- Traditional Chinese: 玉沙縣
- Literal meaning: Jade sand County

Standard Mandarin
- Hanyu Pinyin: Yùshā Xiàn

= Yusha County =

Former county in Hubei, China

Yusha County is a former county in imperial China, which was located in present-day Hubei, and included the present-day areas of Honghu and Xiantao. Its county seat during the Song Dynasty was Xindi Town, today the county seat of Honghu. In this era the county was visited and described by several notable Song poets, such as Su Shi, Lu You and Fan Chengda.

==History==
In 965, at the very beginning of the Northern Song Dynasty, the county was re-established in the area of today's Honghu, with its county seat at Xindi Town, which today is the county seat of Honghu. In this period, the county was dissolved and re-established several times due to flooding. During the Southern Song Dynasty, marshland areas developed and Yusha County became a "land of fish and rice". During the Song era the area was visited by notable Song poets and scholars, including Su Shi, Fan Chengda, and Lu You (who visited it three times) who remarked on its farming and bounty of fish.

During the Yuan Dynasty the county was, along with Jingling, one of the two counties making up the newly formed Mianyang Prefecture.

The area was flooded on average every once every 11 years during the Yuan Dynasty and once every 9 years during the Ming Dynasty.

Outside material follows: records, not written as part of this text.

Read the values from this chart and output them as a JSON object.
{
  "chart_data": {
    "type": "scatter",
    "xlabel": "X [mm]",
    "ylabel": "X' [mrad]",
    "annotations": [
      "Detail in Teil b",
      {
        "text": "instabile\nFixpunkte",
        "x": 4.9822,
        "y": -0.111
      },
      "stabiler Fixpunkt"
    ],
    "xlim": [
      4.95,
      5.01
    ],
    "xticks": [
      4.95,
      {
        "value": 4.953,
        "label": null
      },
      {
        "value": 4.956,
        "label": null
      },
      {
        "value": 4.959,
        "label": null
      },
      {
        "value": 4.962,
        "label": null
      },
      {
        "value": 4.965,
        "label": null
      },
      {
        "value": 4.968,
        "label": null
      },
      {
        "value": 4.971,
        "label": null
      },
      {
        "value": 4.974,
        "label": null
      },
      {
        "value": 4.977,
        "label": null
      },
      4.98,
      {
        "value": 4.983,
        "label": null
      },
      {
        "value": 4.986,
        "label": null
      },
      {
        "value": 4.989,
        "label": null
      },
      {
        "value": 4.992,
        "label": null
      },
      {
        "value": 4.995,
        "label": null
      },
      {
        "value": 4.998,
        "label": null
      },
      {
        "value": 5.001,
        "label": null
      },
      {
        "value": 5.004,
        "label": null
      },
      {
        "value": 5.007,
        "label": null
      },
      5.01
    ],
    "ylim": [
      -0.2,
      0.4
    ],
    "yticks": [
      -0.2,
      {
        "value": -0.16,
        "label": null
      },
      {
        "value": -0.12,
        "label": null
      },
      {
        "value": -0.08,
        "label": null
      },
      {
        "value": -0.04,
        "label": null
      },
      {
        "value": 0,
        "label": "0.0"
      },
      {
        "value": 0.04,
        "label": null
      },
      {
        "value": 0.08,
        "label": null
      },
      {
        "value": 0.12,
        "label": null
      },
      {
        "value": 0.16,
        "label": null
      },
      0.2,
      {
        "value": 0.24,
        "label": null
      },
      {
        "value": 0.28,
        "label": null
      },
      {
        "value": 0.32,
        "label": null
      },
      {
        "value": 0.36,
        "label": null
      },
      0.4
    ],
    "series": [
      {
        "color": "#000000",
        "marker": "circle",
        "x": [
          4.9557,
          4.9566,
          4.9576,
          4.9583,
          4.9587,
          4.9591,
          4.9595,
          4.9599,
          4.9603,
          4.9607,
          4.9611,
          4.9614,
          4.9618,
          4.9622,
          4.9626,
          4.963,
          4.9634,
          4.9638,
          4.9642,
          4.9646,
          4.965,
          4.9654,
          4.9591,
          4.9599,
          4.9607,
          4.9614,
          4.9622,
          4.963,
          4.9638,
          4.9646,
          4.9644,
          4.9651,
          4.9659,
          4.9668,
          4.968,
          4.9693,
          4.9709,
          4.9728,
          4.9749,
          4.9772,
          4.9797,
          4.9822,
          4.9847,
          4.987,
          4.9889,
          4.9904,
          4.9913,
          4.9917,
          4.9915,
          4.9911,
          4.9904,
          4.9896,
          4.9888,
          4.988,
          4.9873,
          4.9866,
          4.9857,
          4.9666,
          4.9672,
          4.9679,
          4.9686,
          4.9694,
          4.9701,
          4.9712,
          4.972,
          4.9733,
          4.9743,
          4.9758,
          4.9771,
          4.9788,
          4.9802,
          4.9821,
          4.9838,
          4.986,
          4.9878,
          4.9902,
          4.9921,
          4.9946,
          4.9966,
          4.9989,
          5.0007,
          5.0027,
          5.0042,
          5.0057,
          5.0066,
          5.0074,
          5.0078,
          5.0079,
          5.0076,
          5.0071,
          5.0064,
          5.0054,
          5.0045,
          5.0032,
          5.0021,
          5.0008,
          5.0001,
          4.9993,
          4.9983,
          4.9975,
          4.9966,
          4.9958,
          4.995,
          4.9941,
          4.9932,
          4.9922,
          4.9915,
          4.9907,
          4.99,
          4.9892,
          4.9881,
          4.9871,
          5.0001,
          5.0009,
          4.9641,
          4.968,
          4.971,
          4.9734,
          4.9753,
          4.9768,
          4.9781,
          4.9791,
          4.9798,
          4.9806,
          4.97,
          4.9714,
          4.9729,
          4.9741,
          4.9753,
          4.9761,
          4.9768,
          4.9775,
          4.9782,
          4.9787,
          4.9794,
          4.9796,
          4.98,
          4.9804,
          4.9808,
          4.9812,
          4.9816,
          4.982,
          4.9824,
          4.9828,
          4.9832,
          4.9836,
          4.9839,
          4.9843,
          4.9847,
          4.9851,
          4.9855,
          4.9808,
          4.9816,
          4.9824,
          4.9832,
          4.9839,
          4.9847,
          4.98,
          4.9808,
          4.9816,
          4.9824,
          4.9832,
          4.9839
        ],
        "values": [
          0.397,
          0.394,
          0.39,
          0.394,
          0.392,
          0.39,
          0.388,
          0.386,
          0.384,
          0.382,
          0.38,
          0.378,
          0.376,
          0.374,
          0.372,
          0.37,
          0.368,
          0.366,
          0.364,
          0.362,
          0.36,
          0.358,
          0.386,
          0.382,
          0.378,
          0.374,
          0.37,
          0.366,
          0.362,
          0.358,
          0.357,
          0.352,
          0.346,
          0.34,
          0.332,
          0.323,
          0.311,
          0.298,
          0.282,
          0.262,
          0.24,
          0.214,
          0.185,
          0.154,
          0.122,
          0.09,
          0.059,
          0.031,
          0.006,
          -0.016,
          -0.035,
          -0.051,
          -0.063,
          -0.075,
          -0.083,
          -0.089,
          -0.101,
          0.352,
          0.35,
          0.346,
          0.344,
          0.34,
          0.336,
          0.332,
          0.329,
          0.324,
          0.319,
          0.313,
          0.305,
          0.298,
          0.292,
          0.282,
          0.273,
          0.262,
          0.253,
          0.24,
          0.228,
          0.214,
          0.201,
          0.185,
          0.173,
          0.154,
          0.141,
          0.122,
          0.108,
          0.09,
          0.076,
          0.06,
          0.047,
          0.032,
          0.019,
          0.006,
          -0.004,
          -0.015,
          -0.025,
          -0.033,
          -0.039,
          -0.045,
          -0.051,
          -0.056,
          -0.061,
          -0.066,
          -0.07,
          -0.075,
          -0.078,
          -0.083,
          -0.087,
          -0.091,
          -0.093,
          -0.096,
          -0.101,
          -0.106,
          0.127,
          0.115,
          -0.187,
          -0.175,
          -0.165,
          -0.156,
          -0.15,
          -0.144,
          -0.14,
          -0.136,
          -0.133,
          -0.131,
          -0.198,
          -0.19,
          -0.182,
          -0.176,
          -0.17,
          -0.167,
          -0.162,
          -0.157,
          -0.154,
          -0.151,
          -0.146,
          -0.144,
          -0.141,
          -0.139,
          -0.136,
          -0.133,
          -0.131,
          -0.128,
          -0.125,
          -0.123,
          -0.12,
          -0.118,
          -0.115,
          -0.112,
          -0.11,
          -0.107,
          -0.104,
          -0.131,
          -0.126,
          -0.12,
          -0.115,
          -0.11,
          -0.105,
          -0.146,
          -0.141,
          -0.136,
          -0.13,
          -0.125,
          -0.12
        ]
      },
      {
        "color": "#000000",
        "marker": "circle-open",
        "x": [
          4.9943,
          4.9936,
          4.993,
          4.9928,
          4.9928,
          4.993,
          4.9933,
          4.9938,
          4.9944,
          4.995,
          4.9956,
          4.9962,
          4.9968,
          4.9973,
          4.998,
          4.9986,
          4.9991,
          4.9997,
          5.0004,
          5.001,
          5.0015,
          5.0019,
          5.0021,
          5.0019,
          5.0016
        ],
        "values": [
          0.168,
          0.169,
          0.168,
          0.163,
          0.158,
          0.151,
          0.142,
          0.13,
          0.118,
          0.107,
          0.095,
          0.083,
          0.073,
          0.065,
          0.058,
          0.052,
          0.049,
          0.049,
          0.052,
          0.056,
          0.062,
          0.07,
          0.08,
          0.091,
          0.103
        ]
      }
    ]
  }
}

==Quotations by Song poets==

有果园甚盛,盖亦一聚之雄也。与诸子及二僧步登岸,游广福永固寺,阒然无一人。东偏白云轩前,橙方结实,虽小而极香,相与烹茶破橙。抵暮乃还舟中。华家池,盖属复州玉沙县沧浪乡云。
There was a very thriving orchard, truly a magnificent gathering place. I walked ashore with my sons and two monks, and visited Guangfu Yonggu Temple, which was deserted. To the east, in front of Baiyun Pavilion, oranges were just beginning to ripen; though small, they were extremely fragrant. We brewed tea and ate the oranges together. We returned to the boat at dusk. Huajia Pond is said to belong to Canglang Township, Yusha County, Fuzhou.